Custom Checks
While Bruin supports a handful of built-in quality checks, they have a shortcoming:
- quality checks are not always within the scope of a single column
- some checks are specific to the business, and custom logic is needed
Due to these reasons, Bruin supports defining custom quality checks using SQL. You can define as many of them, they will all run in parallel.
Definition Schema
You can define custom quality checks under a key called custom_checks
:
bruin-sql
/* @bruin
name: dataset.player_stats
type: duckdb.sql
materialization:
type: table
custom_checks:
- name: row count is greater than zero
description: this check ensures that the table is not empty
query: SELECT count(*) > 1 FROM dataset.player_count
@bruin */
SELECT name, count(*)
FROM dataset.players
GROUP BY 1
There are a few fields to configure the check behavior:
name
: required, give a name to the check.query
: required, the query to run as the quality checkdescription
: optional, add a longer description if needed using Markdown.value
: optional, a value to compare the quality check output- if not given, Bruin will try to match the query output to be a truthy value, e.g.
true
or1
.
- if not given, Bruin will try to match the query output to be a truthy value, e.g.
blocking
: optional, whether the test should block running downstreams, defaulttrue
.
Examples:
Simple check
bruin-sql
/* @bruin
name: dataset.player_stats
type: duckdb.sql
materialization:
type: table
custom_checks:
- name: row count is greater than zero
query: SELECT count(*) > 1 FROM dataset.player_count
@bruin */
SELECT name, count(*)
FROM dataset.players
GROUP BY 1
Run non-blocking checks
bruin-sql
/* @bruin
name: dataset.player_stats
type: duckdb.sql
materialization:
type: table
custom_checks:
- name: row count is greater than zero
query: SELECT count(*) > 1 FROM dataset.player_count
blocking: false
@bruin */
SELECT name, count(*)
FROM dataset.players
GROUP BY 1
INFO
Non-blocking checks are useful for long-running or expensive quality checks.
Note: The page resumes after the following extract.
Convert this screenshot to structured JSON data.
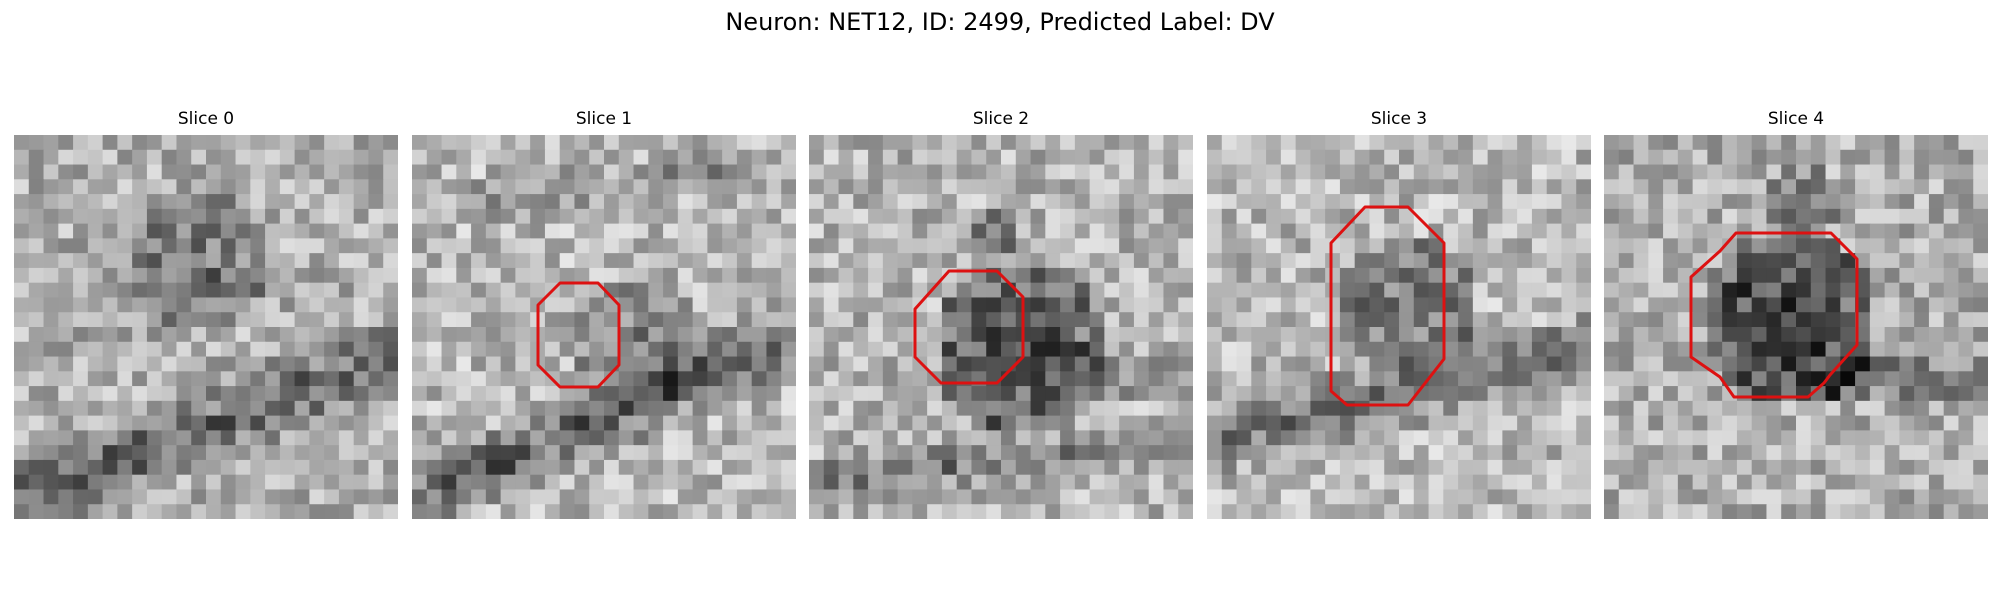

It means the downstream assets will not be waiting for this quality check to finish.
Specific value to expect
bruin-sql
/* @bruin
name: dataset.player_stats
type: duckdb.sql
materialization:
type: table
custom_checks:
- name: row count is equal to 15
query: SELECT count(*) FROM dataset.player_count
value: 15
@bruin */
SELECT name, count(*)
FROM dataset.players
GROUP BY 1
INFO
Non-blocking checks are useful for long-running or expensive quality checks. It means the downstream assets will not be waiting for this quality check to finish.